Gaynor graduated magna cum laude, with Honors in Social Science, from Hofstra University's New College, and received his J.D. degree from St. John's Law School, where he won the American Jurisprudence Award in Evidence and served as an editor of the Law Review and the St. Thomas More Institute for Legal Research. He wrote on the Pentagon Papers case for the Review and obscenity law for The Catholic Lawyer and edited the Law Review's commentary on significant developments in New York law.

The day after graduating, Gaynor joined the Fulton firm, where he focused on litigation and corporate law. In 1997 Gaynor and Emily Bass formed Gaynor & Bass and then conducted a general legal practice, emphasizing litigation, and represented corporations, individuals and a New York City labor union.

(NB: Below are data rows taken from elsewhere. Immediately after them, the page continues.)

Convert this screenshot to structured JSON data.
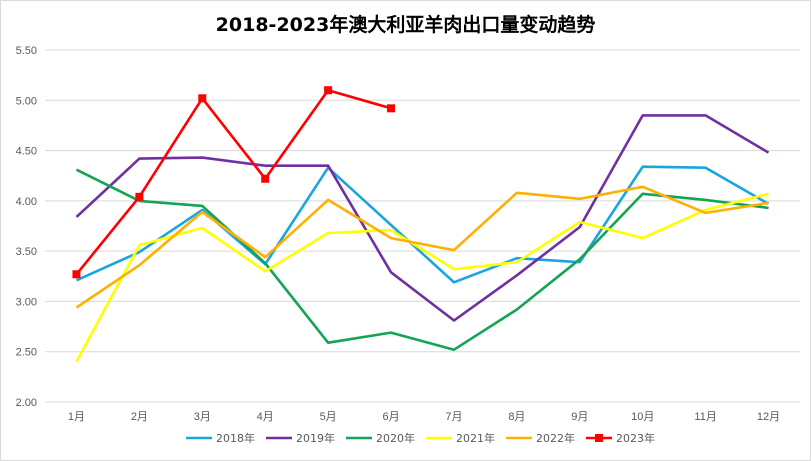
{
  "chart_data": {
    "type": "line",
    "title": "2018-2023年澳大利亚羊肉出口量变动趋势",
    "xlabel": "",
    "ylabel": "",
    "categories": [
      "1月",
      "2月",
      "3月",
      "4月",
      "5月",
      "6月",
      "7月",
      "8月",
      "9月",
      "10月",
      "11月",
      "12月"
    ],
    "ylim": [
      2.0,
      5.5
    ],
    "y_ticks": [
      "2.00",
      "2.50",
      "3.00",
      "3.50",
      "4.00",
      "4.50",
      "5.00",
      "5.50"
    ],
    "grid": true,
    "legend_position": "bottom",
    "series": [
      {
        "name": "2018年",
        "color": "#1aa5e0",
        "marker": "none",
        "values": [
          3.21,
          3.49,
          3.91,
          3.37,
          4.33,
          3.76,
          3.19,
          3.43,
          3.39,
          4.34,
          4.33,
          3.97
        ]
      },
      {
        "name": "2019年",
        "color": "#7030a0",
        "marker": "none",
        "values": [
          3.84,
          4.42,
          4.43,
          4.35,
          4.35,
          3.29,
          2.81,
          3.26,
          3.74,
          4.85,
          4.85,
          4.48
        ]
      },
      {
        "name": "2020年",
        "color": "#13a454",
        "marker": "none",
        "values": [
          4.31,
          4.0,
          3.95,
          3.38,
          2.59,
          2.69,
          2.52,
          2.92,
          3.42,
          4.07,
          4.01,
          3.93
        ]
      },
      {
        "name": "2021年",
        "color": "#ffff00",
        "marker": "none",
        "values": [
          2.4,
          3.56,
          3.73,
          3.3,
          3.68,
          3.71,
          3.32,
          3.39,
          3.79,
          3.63,
          3.91,
          4.07
        ]
      },
      {
        "name": "2022年",
        "color": "#ffb000",
        "marker": "none",
        "values": [
          2.94,
          3.36,
          3.89,
          3.44,
          4.01,
          3.63,
          3.51,
          4.08,
          4.02,
          4.14,
          3.88,
          3.98
        ]
      },
      {
        "name": "2023年",
        "color": "#ff0000",
        "marker": "square",
        "values": [
          3.27,
          4.04,
          5.02,
          4.22,
          5.1,
          4.92,
          null,
          null,
          null,
          null,
          null,
          null
        ]
      }
    ]
  }
}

Notably, Gaynor & Bass prevailed in the Second Circuit in a seminal copyright infringement case, Tasini v. New York Times, against newspaper and magazine publishers and Lexis-Nexis. The U.S. Supreme Court affirmed, 7 to 2, holding that the copyrights of freelance writers had been infringed when their work was put online without permission or compensation.

Gaynor currently contributes regularly to www.MichNews.com, www.RenewAmerica.com, www.WebCommentary.com, www.PostChronicle.com and www.therealitycheck.org and has contributed to many other websites. He has written extensively on political and religious issues, notably the Terry Schiavo case, the Duke "no rape" case, ACORN and canon law, and appeared as a guest on television and radio. He was acknowledged in Until Proven Innocent, by Stuart Taylor and KC Johnson, and Culture of Corruption, by Michelle Malkin. He appeared on "Your World With Cavuto" to promote an eBay boycott that he initiated and "The World Over With Raymond Arroyo" (EWTN) to discuss the legal implications of the Schiavo case. On October 22, 2008, Gaynor was the first to report that The New York Times had killed an Obama/ACORN expose on which a Times reporter had been working with ACORN whistleblower Anita MonCrief.